Giriş

1.3K 88 38
                                    


Kasım 2118

Bininci kattaki kahkaha ve müzik sesleri yavaş yavaş azalıyordu; en gürültücü misafirler bile sendeleyerek asansöre binip aşağıya evlerine gidiyor, parti kırıntılar halinde dağılıyordu. Yerden tavana kadar pencereler kadifemsi karanlıktan birer kareydi; oysa güneş uzakta sessizce yükseliyor, ufuk çizgisi koyu sarıya, uçuk pembeye ve yumuşak, pırıl pırıl parlayan altına dönüyordu.

Sonra aniden bir çığlık sessizliği boylu boyunca kesti; bir kız yere çakılmaktaydı, bedeni şafak öncesi serinliğindeki havayı yararak düşerken gitgide hızlanıyordu.

Yalnızca üç dakika içinde kız, Doğu Caddesi'nin affetmeyen betonuyla çarpışacaktı. Ama şimdi -saçları bayrak gibi dalgalanıyor, ipek elbisesi bedeninin kıvrımlarından pat pat sesler çıkarıyordu, açılmış kırmızı ağzı yaşadığı şoktan mükemmel bir O'da donmuştu- şimdi, o an, hiç olmadığı kadar güzeldi.

Ölmeden önce insanın hayatının birden gözlerinin önünde belirdiği söylenir. Ama zemin hızla ona yaklaşırken, kızın tek düşünebildiği son birkaç saatiydi; seçtiği, burada sonlanan yol.
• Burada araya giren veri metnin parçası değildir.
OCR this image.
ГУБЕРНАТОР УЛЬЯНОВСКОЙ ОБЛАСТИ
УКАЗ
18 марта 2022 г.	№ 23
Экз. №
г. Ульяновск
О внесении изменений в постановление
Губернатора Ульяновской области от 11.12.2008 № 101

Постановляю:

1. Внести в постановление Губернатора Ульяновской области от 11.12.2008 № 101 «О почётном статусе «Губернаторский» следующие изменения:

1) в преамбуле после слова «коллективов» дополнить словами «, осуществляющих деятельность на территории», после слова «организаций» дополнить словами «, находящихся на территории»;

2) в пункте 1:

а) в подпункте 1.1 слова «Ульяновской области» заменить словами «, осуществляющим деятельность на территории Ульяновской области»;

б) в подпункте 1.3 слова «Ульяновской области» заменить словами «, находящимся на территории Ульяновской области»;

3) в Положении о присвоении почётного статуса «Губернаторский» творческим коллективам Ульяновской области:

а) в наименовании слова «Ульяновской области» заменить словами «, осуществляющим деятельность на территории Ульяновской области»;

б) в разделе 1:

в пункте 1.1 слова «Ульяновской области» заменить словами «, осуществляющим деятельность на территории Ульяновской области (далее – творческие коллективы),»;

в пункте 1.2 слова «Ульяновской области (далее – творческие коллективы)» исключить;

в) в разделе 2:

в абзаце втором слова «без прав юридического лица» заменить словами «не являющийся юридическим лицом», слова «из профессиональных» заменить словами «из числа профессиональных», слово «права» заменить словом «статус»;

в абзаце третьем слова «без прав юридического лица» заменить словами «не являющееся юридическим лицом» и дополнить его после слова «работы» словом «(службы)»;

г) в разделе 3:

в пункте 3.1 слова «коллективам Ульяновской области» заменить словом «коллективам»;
Keşke onunla konuşmasaydı. Keşke bu kadar aptal olmasaydı. Hepsinden önemlisi, keşke oraya çıkmasaydı.

Rıhtım devriyesi onun bedeninden geriye kalanları bulup elleri titreyerek hadiseyi raporuna kaydederken, tek bildiği kızın yirmi beş yıldır Kule'den düşen ilk kişi olduğuydu. Kızın kim olduğunu, dışarı nasıl çıktığını bilmiyordu.

Düşmüş mü, itilmiş mi, yoksa -dile getirilmeyen sırların ağırlığıyla ezilip- atlamaya mı karar verdiğini bilmiyordu.